Akan tetapi, hal yang paling ditekankan di sini adalah mencari kesempatan agar masyarakat bisa berkumpul bersama untuk selanjutnya mengarahkan mereka pada kebaikan. Karena berkumpulnya mereka pada malam perayaan tersebut untuk berdzikir pada Allah dan menampakkan kecintaan pada Rasulullah -entah mereka melakukannya di waktu yang benar atau tidak- itu sudah cukup untuk memperoleh rahmat dan karunia dari Allah Swt.
Lebih jauh lagi, Beliau memberi ibarat seperti berikut: “Ada seseorang mengundang masyarakat di daerahnya untuk menghadiri walimah di kediamannya di hari dan tanggal sekian. Kemudian ada sebagian tamu undangan yang datang sebelum waktunya. Sebagai tuan rumah yang baik, apakah ia akan mengusir dan memarahi para tamu tersebut? Ataukah sebaliknya, ia akan menerima mereka dengan senang hati dan meminta mereka kembali lagi pada waktunya? Jika ia tuan rumah yang baik tentu pilihan ke dua yang lebih tepat.”
Kita tidak perlu terlalu mementingkan apakah kita merayakan Maulid Nabi di hari yang tepat atau tidak. Karena hal tersebut jika kita melakukannya di hari yang benar dan sesuai dengan kenyataan maka Alhamdulillah. Toh, jika ternyata salah maka kita yakini bahwa Allah Swt. tidak akan menolak kita dan akan selalu membukakan pintunya bagi kita.
Perayaan Maulid Nabi termasuk Bid’ah Hasanah
Dari pemaparan di atas, dapat kita pahami bahwa tidak benar jika kita memvonis perayaan Maulid Nabi itu bid’ah. Toh meskipun ngotot menghukuminya sebagai bid’ah maka sejatinya ia adalah bid’ah hasanah yang mana syari’at membolehkan bid’ah ini. Dalam masterpicenya, kitab “I’anatut Tholibin”, Syekh Abu Bakar Syatha ad-Dimyati mengutip perkataan Imam Suyuthi
وما وقع في مولده من الآيات ثم يمد لهم سماط يأكلونه وينصرفون من غير زيادة على ذلك من البدع الحسنة التي عليها صاحبها لما فيه من تعظيم قدر النبي – صلى الله عليه وسلم – وإظهار الفرح والاستبشار بمولده الشريف
“Hal yang biasa terjadi ketika perayaan Maulid yaitu seperti pembacaan ayat dan hidangan-hidangan, tanpa ada hal lain (yang tidak diperbolehkan), merupakan bid’ah hasanah yang boleh dilakukan karena di dalamnya ada pengagungan terhadap derajat Nabi Muhammad Saw. dan menampakkan kebahagiaan akan kelahirannya yang Mulia”
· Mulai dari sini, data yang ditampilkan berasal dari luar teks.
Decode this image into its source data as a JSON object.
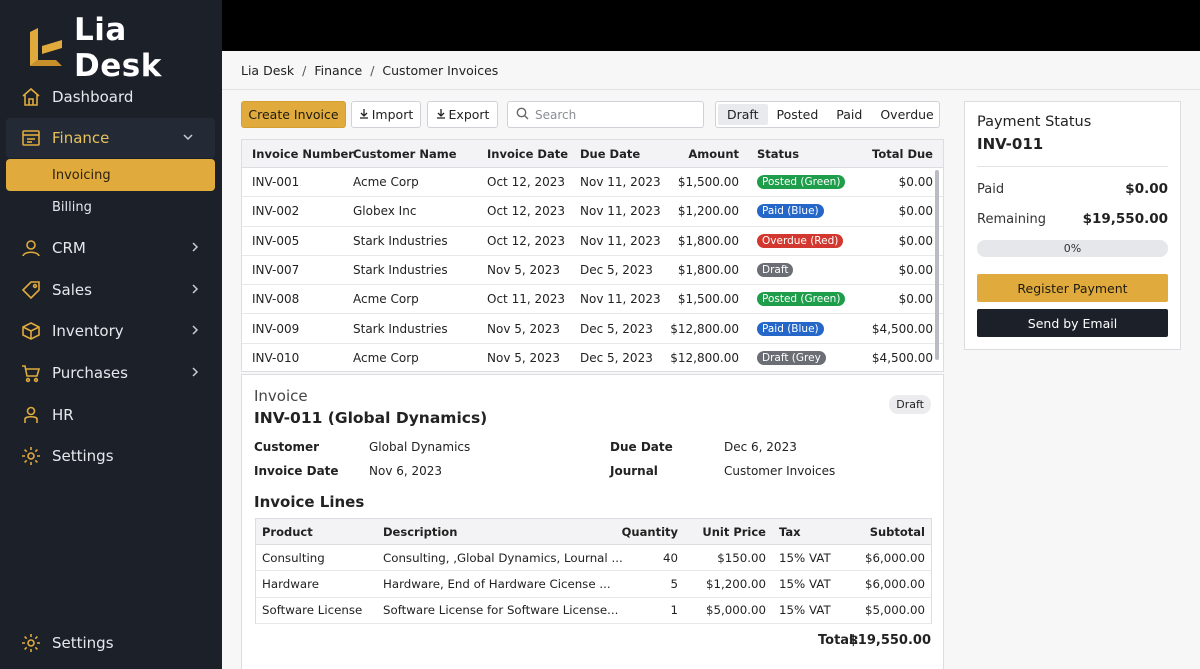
{
  "app": {
    "name": "Lia Desk"
  },
  "colors": {
    "accent": "#e0ab3c",
    "sidebar": "#1b2029",
    "green": "#1e9e4a",
    "blue": "#2467c9",
    "red": "#d2382f",
    "grey": "#6b6e74"
  },
  "sidebar": {
    "items": [
      {
        "label": "Dashboard",
        "icon": "home-icon"
      },
      {
        "label": "Finance",
        "icon": "ledger-icon"
      },
      {
        "label": "CRM",
        "icon": "user-icon"
      },
      {
        "label": "Sales",
        "icon": "tag-icon"
      },
      {
        "label": "Inventory",
        "icon": "box-icon"
      },
      {
        "label": "Purchases",
        "icon": "cart-icon"
      },
      {
        "label": "HR",
        "icon": "person-icon"
      },
      {
        "label": "Settings",
        "icon": "gear-icon"
      }
    ],
    "finance_sub": [
      "Invoicing",
      "Billing"
    ],
    "bottom_settings": "Settings"
  },
  "breadcrumb": [
    "Lia Desk",
    "Finance",
    "Customer Invoices"
  ],
  "toolbar": {
    "create": "Create Invoice",
    "import": "Import",
    "export": "Export",
    "search_placeholder": "Search",
    "filters": [
      "Draft",
      "Posted",
      "Paid",
      "Overdue"
    ]
  },
  "invoices": {
    "columns": [
      "Invoice Number",
      "Customer Name",
      "Invoice Date",
      "Due Date",
      "Amount",
      "Status",
      "Total Due"
    ],
    "rows": [
      {
        "num": "INV-001",
        "customer": "Acme Corp",
        "date": "Oct 12, 2023",
        "due": "Nov 11, 2023",
        "amount": "$1,500.00",
        "status": "Posted (Green)",
        "status_color": "#1e9e4a",
        "total": "$0.00"
      },
      {
        "num": "INV-002",
        "customer": "Globex Inc",
        "date": "Oct 12, 2023",
        "due": "Nov 11, 2023",
        "amount": "$1,200.00",
        "status": "Paid (Blue)",
        "status_color": "#2467c9",
        "total": "$0.00"
      },
      {
        "num": "INV-005",
        "customer": "Stark Industries",
        "date": "Oct 12, 2023",
        "due": "Nov 11, 2023",
        "amount": "$1,800.00",
        "status": "Overdue (Red)",
        "status_color": "#d2382f",
        "total": "$0.00"
      },
      {
        "num": "INV-007",
        "customer": "Stark Industries",
        "date": "Nov 5, 2023",
        "due": "Dec 5, 2023",
        "amount": "$1,800.00",
        "status": "Draft",
        "status_color": "#6b6e74",
        "total": "$0.00"
      },
      {
        "num": "INV-008",
        "customer": "Acme Corp",
        "date": "Oct 11, 2023",
        "due": "Nov 11, 2023",
        "amount": "$1,500.00",
        "status": "Posted (Green)",
        "status_color": "#1e9e4a",
        "total": "$0.00"
      },
      {
        "num": "INV-009",
        "customer": "Stark Industries",
        "date": "Nov 5, 2023",
        "due": "Dec 5, 2023",
        "amount": "$12,800.00",
        "status": "Paid (Blue)",
        "status_color": "#2467c9",
        "total": "$4,500.00"
      },
      {
        "num": "INV-010",
        "customer": "Acme Corp",
        "date": "Nov 5, 2023",
        "due": "Dec 5, 2023",
        "amount": "$12,800.00",
        "status": "Draft (Grey",
        "status_color": "#6b6e74",
        "total": "$4,500.00"
      }
    ]
  },
  "detail": {
    "title": "Invoice",
    "number": "INV-011 (Global Dynamics)",
    "status": "Draft",
    "customer_label": "Customer",
    "customer": "Global Dynamics",
    "invoice_date_label": "Invoice Date",
    "invoice_date": "Nov 6, 2023",
    "due_date_label": "Due Date",
    "due_date": "Dec 6, 2023",
    "journal_label": "Journal",
    "journal": "Customer Invoices",
    "lines_title": "Invoice Lines",
    "line_columns": [
      "Product",
      "Description",
      "Quantity",
      "Unit Price",
      "Tax",
      "Subtotal"
    ],
    "lines": [
      {
        "product": "Consulting",
        "desc": "Consulting, ,Global Dynamics, Lournal ...",
        "qty": "40",
        "price": "$150.00",
        "tax": "15% VAT",
        "subtotal": "$6,000.00"
      },
      {
        "product": "Hardware",
        "desc": "Hardware, End of Hardware Cicense ...",
        "qty": "5",
        "price": "$1,200.00",
        "tax": "15% VAT",
        "subtotal": "$6,000.00"
      },
      {
        "product": "Software License",
        "desc": "Software License for Software License...",
        "qty": "1",
        "price": "$5,000.00",
        "tax": "15% VAT",
        "subtotal": "$5,000.00"
      }
    ],
    "total_label": "Total:",
    "total": "$19,550.00"
  },
  "payment": {
    "title": "Payment Status",
    "invoice": "INV-011",
    "paid_label": "Paid",
    "paid": "$0.00",
    "remaining_label": "Remaining",
    "remaining": "$19,550.00",
    "progress_percent": 0,
    "progress_text": "0%",
    "register": "Register Payment",
    "send": "Send by Email"
  }
}
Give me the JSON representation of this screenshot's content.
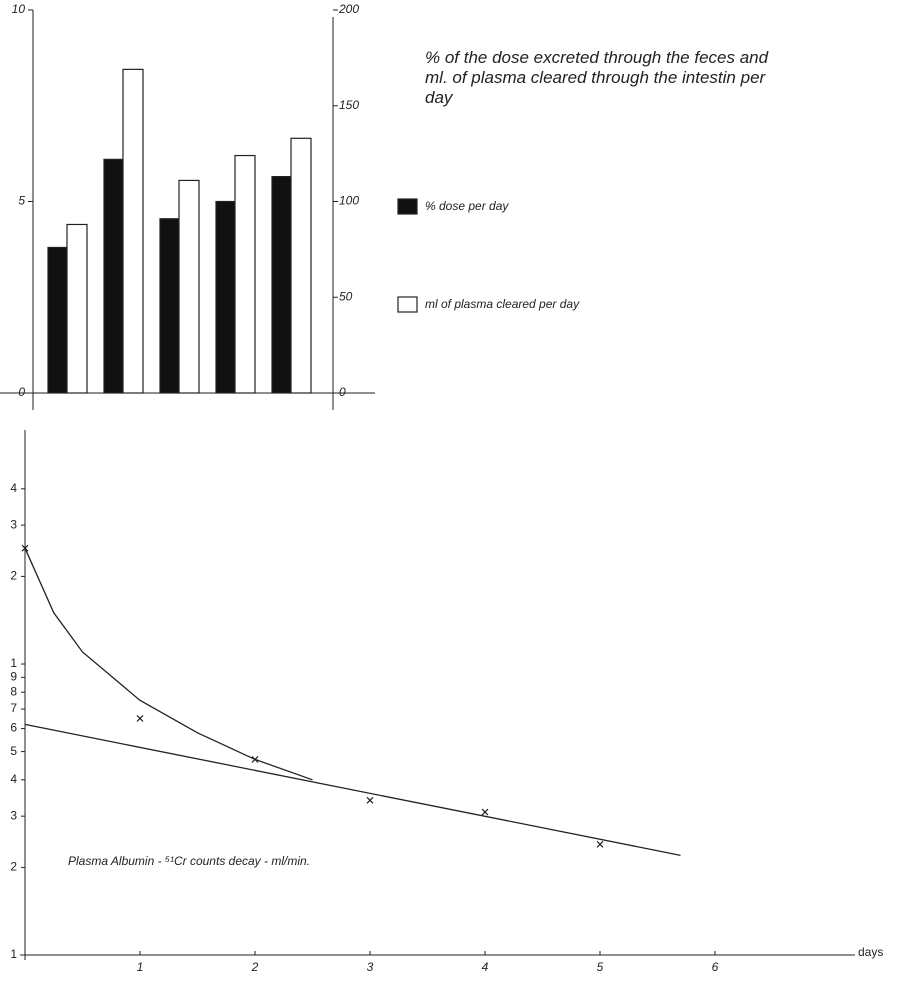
{
  "chart_data": [
    {
      "type": "bar",
      "title": "% of the dose excreted through the feces and ml. of plasma cleared through the intestin per day",
      "categories": [
        null,
        null,
        null,
        null,
        null
      ],
      "series": [
        {
          "name": "% dose per day",
          "color": "#111111",
          "values": [
            3.8,
            6.1,
            4.55,
            5.0,
            5.65
          ]
        },
        {
          "name": "ml of plasma cleared per day",
          "color": "#ffffff",
          "axis": "y2",
          "values": [
            88,
            169,
            111,
            124,
            133
          ]
        }
      ],
      "ylim": [
        0,
        10
      ],
      "yticks": [
        0,
        5,
        10
      ],
      "y2lim": [
        0,
        200
      ],
      "y2ticks": [
        0,
        50,
        100,
        150,
        200
      ]
    },
    {
      "type": "scatter",
      "annotation": "Plasma Albumin - ⁵¹Cr counts decay - ml/min.",
      "x_label": "days",
      "series": [
        {
          "x": [
            0,
            1,
            2,
            3,
            4,
            5
          ],
          "values": [
            25,
            6.5,
            4.7,
            3.4,
            3.1,
            2.4
          ]
        },
        {
          "type": "line",
          "x": [
            0,
            0.25,
            0.5,
            1,
            1.5,
            2,
            2.5
          ],
          "values": [
            25,
            15,
            11,
            7.5,
            5.8,
            4.7,
            4.0
          ]
        },
        {
          "type": "line",
          "x": [
            0,
            5.7
          ],
          "values": [
            6.2,
            2.2
          ]
        }
      ],
      "xlim": [
        0,
        7.2
      ],
      "xticks": [
        1,
        2,
        3,
        4,
        5,
        6
      ],
      "ylim": [
        1,
        64
      ],
      "log_y": true,
      "yticks": [
        1,
        2,
        3,
        4,
        5,
        6,
        7,
        8,
        9,
        {
          "value": 10,
          "label": "1"
        },
        {
          "value": 20,
          "label": "2"
        },
        {
          "value": 30,
          "label": "3"
        },
        {
          "value": 40,
          "label": "4"
        }
      ]
    }
  ]
}
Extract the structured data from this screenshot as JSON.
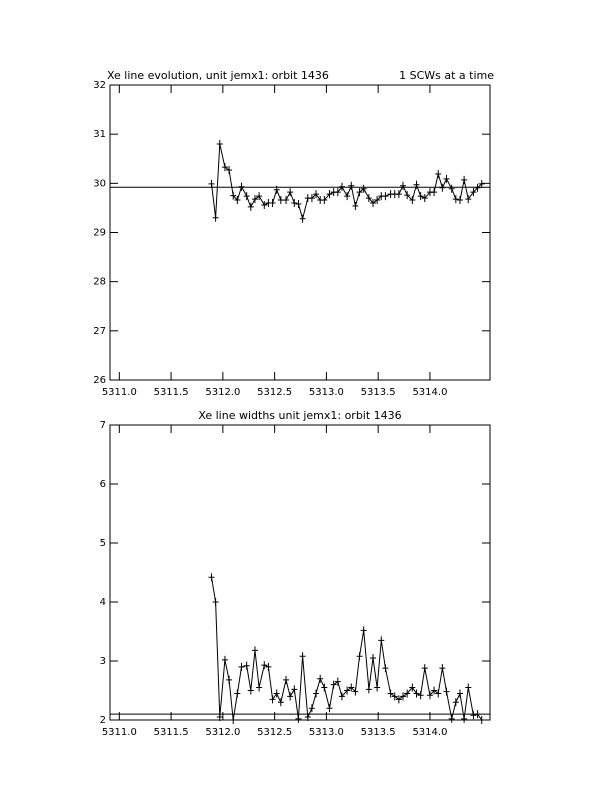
{
  "chart_data": [
    {
      "type": "line",
      "title": "Xe line evolution, unit jemx1: orbit 1436",
      "annotation": "1 SCWs at a time",
      "reference_line": 29.92,
      "xlim": [
        5310.91,
        5314.58
      ],
      "xticks": [
        {
          "value": 5311,
          "label": "5311.0"
        },
        {
          "value": 5311.5,
          "label": "5311.5"
        },
        {
          "value": 5312,
          "label": "5312.0"
        },
        {
          "value": 5312.5,
          "label": "5312.5"
        },
        {
          "value": 5313,
          "label": "5313.0"
        },
        {
          "value": 5313.5,
          "label": "5313.5"
        },
        {
          "value": 5314,
          "label": "5314.0"
        }
      ],
      "ylim": [
        26,
        32
      ],
      "yticks": [
        26,
        27,
        28,
        29,
        30,
        31,
        32
      ],
      "color": "#000000",
      "x": [
        5311.89,
        5311.93,
        5311.97,
        5312.02,
        5312.06,
        5312.1,
        5312.14,
        5312.18,
        5312.23,
        5312.27,
        5312.31,
        5312.35,
        5312.4,
        5312.44,
        5312.48,
        5312.52,
        5312.56,
        5312.61,
        5312.65,
        5312.69,
        5312.73,
        5312.77,
        5312.82,
        5312.86,
        5312.9,
        5312.94,
        5312.98,
        5313.03,
        5313.07,
        5313.11,
        5313.15,
        5313.2,
        5313.24,
        5313.28,
        5313.32,
        5313.36,
        5313.41,
        5313.45,
        5313.49,
        5313.53,
        5313.57,
        5313.62,
        5313.66,
        5313.7,
        5313.74,
        5313.78,
        5313.83,
        5313.87,
        5313.91,
        5313.95,
        5314.0,
        5314.04,
        5314.08,
        5314.12,
        5314.16,
        5314.21,
        5314.25,
        5314.29,
        5314.33,
        5314.37,
        5314.42,
        5314.46,
        5314.5
      ],
      "values": [
        29.99,
        29.3,
        30.8,
        30.33,
        30.27,
        29.75,
        29.66,
        29.93,
        29.74,
        29.52,
        29.68,
        29.74,
        29.56,
        29.6,
        29.6,
        29.87,
        29.66,
        29.66,
        29.82,
        29.6,
        29.58,
        29.28,
        29.7,
        29.7,
        29.78,
        29.66,
        29.66,
        29.78,
        29.82,
        29.82,
        29.93,
        29.74,
        29.95,
        29.54,
        29.82,
        29.89,
        29.7,
        29.6,
        29.66,
        29.74,
        29.74,
        29.78,
        29.78,
        29.78,
        29.95,
        29.76,
        29.66,
        29.97,
        29.74,
        29.7,
        29.82,
        29.82,
        30.19,
        29.91,
        30.09,
        29.89,
        29.68,
        29.66,
        30.07,
        29.68,
        29.82,
        29.91,
        29.99
      ]
    },
    {
      "type": "line",
      "title": "Xe line widths unit jemx1: orbit 1436",
      "reference_line": 2.1,
      "xlim": [
        5310.91,
        5314.58
      ],
      "xticks": [
        {
          "value": 5311,
          "label": "5311.0"
        },
        {
          "value": 5311.5,
          "label": "5311.5"
        },
        {
          "value": 5312,
          "label": "5312.0"
        },
        {
          "value": 5312.5,
          "label": "5312.5"
        },
        {
          "value": 5313,
          "label": "5313.0"
        },
        {
          "value": 5313.5,
          "label": "5313.5"
        },
        {
          "value": 5314,
          "label": "5314.0"
        }
      ],
      "ylim": [
        2,
        7
      ],
      "yticks": [
        2,
        3,
        4,
        5,
        6,
        7
      ],
      "color": "#000000",
      "x": [
        5311.89,
        5311.93,
        5311.97,
        5312.02,
        5312.06,
        5312.1,
        5312.14,
        5312.18,
        5312.23,
        5312.27,
        5312.31,
        5312.35,
        5312.4,
        5312.44,
        5312.48,
        5312.52,
        5312.56,
        5312.61,
        5312.65,
        5312.69,
        5312.73,
        5312.77,
        5312.82,
        5312.86,
        5312.9,
        5312.94,
        5312.98,
        5313.03,
        5313.07,
        5313.11,
        5313.15,
        5313.2,
        5313.24,
        5313.28,
        5313.32,
        5313.36,
        5313.41,
        5313.45,
        5313.49,
        5313.53,
        5313.57,
        5313.62,
        5313.66,
        5313.7,
        5313.74,
        5313.78,
        5313.83,
        5313.87,
        5313.91,
        5313.95,
        5314.0,
        5314.04,
        5314.08,
        5314.12,
        5314.16,
        5314.21,
        5314.25,
        5314.29,
        5314.33,
        5314.37,
        5314.42,
        5314.46,
        5314.5
      ],
      "values": [
        4.42,
        4.0,
        2.05,
        3.02,
        2.68,
        2.0,
        2.45,
        2.9,
        2.92,
        2.5,
        3.18,
        2.55,
        2.93,
        2.9,
        2.35,
        2.45,
        2.3,
        2.68,
        2.4,
        2.52,
        2.02,
        3.08,
        2.05,
        2.2,
        2.45,
        2.7,
        2.55,
        2.2,
        2.6,
        2.65,
        2.4,
        2.5,
        2.55,
        2.48,
        3.08,
        3.52,
        2.52,
        3.05,
        2.55,
        3.35,
        2.88,
        2.45,
        2.4,
        2.35,
        2.4,
        2.45,
        2.55,
        2.45,
        2.42,
        2.88,
        2.42,
        2.5,
        2.45,
        2.88,
        2.48,
        2.02,
        2.3,
        2.45,
        2.02,
        2.55,
        2.08,
        2.1,
        2.0
      ]
    }
  ]
}
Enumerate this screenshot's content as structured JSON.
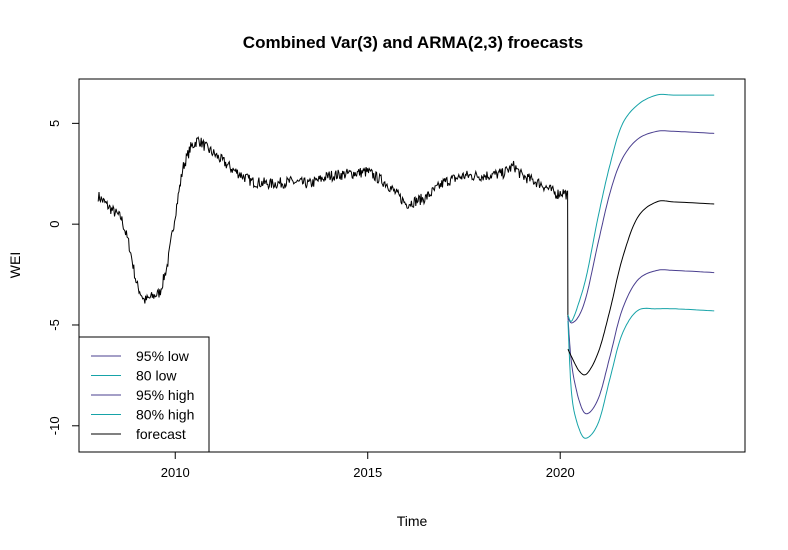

Terakhir, saya akan menutup tulisan ini dengan syair yang Sayyid Alawi al-Maliki kutip dalam kitabnya “Mafahim yajibu an tushahhah” untuk menyindir perilaku Wahabi yang suka menvonis bid’ah dan tidak mau mengakui kebenaran:
كل يدعي وصلا بليلى وليلا لاتقر لهم بذاك
“Mereka mengaku tau terhadap hakikat padahal hakikat tidak pernah mengakui mereka”
Wallahu a’lam.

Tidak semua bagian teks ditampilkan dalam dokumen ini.